As part of continued efforts to examine the Indian sugar industry and its impacts, lead author Ju Young Lee, a PhD student in Earth system science, also developed satellite imagery analyses to identify sugarcane from space.
"Despite the importance of sugarcane in the water, food and energy sectors in India, there are no reliable sugarcane maps for recent years and in time series," Lee said. "Using remote sensing data, I am developing current time-series sugarcane maps in Maharashtra - an important step forward."
Scarcity or abundance?
The agricultural area of Maharashtra is considered drought-ridden, and yet in September 2019, the region experienced major floods that killed 21 people and caused 28,000 residents of Pune city to evacuate.
While the researchers started the FUSE project in Maharashtra with an explicit focus on drought management, their objectives expanded to include flooding after witnessing the devastation of Pune during their research period, presenting "a far more difficult water management problem," according to co-author Steven Gorelick.

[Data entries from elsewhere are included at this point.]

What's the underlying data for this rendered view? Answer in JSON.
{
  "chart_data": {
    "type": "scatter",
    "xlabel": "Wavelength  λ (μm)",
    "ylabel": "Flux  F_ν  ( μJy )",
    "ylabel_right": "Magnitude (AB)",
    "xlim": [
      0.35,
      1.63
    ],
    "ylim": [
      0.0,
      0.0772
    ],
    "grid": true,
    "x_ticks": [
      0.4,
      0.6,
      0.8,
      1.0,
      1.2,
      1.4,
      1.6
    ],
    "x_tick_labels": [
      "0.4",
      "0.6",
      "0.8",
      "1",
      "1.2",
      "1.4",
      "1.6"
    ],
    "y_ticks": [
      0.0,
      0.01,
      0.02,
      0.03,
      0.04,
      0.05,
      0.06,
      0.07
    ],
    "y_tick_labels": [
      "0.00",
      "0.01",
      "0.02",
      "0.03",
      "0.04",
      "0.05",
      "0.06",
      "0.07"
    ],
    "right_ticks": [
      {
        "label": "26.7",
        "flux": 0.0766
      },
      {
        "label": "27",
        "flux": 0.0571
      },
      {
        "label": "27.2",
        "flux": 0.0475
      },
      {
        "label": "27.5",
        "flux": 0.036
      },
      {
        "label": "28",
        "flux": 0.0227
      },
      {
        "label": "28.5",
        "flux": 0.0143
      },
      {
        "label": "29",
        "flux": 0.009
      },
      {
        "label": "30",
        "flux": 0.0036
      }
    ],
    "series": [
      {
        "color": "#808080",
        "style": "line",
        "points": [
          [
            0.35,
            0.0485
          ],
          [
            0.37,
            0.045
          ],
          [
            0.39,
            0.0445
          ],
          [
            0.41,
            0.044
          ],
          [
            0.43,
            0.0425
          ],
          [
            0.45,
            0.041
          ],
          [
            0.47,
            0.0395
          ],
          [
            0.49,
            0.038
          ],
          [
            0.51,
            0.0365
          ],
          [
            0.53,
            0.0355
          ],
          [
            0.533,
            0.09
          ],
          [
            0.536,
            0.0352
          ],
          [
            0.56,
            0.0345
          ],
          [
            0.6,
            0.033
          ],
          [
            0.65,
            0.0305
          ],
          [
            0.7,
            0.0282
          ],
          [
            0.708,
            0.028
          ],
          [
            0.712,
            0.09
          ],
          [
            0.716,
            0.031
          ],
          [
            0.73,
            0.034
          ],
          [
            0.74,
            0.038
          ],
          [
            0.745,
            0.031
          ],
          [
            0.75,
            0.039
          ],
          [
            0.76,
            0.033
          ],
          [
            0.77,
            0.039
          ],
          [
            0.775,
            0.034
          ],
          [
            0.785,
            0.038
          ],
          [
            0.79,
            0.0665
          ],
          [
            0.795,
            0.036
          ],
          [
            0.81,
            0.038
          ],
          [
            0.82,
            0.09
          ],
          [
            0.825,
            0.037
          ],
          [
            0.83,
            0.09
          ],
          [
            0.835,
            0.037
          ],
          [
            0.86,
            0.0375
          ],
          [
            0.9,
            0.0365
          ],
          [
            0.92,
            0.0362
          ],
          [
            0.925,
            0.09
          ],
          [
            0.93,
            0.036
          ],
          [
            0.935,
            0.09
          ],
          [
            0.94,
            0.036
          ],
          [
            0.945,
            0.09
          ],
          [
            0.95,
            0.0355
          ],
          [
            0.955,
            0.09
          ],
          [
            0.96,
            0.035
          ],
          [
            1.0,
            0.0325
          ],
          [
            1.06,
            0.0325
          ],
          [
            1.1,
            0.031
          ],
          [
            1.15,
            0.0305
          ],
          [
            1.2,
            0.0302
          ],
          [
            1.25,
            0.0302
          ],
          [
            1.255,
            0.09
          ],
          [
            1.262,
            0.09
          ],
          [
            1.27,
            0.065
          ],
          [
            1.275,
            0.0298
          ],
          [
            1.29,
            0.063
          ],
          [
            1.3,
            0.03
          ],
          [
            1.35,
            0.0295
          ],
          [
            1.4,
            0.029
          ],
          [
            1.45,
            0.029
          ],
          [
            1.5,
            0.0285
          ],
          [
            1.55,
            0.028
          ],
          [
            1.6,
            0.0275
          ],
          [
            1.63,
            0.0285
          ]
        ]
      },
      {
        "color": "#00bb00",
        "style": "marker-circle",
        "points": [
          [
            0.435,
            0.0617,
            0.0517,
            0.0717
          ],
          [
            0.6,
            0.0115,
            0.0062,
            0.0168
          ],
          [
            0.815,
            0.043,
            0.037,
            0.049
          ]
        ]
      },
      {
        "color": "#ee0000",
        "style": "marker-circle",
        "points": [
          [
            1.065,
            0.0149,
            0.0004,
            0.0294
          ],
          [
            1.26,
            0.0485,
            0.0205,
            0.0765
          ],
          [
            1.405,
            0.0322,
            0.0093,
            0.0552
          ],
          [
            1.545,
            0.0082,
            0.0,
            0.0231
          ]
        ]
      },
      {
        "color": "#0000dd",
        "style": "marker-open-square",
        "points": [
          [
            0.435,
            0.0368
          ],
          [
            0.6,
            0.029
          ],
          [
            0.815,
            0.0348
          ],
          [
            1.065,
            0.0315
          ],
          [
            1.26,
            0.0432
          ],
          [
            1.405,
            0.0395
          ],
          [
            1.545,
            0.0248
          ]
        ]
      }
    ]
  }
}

"Climate projections over the next 40 to 80 years suggest maybe a 10 percent increase in rainfall, but much greater variability - and that variability is what worries me the most, in terms of future management of both floods and droughts," Gorelick said.
The researchers worked with stakeholders in India, including NGOs, academics and government officials, to focus the goals of the project. The research is part of Food Water Energy for Urban Sustainable Environments (FUSE), an international consortium supported in part by the National Science Foundation through the Belmont Forum to address competition for scarce resources in stressed urban food-water-energy systems - including the impacts of climate variability.
Naylor is also a senior fellow at the Freeman Spogli Institute for International Studies and a professor, by courtesy, of economics. Gorelick is also lead principal investigator of FUSE and a senior fellow at the Stanford Woods Institute for the Environment.
The research was supported by the U.S. National Science Foundation.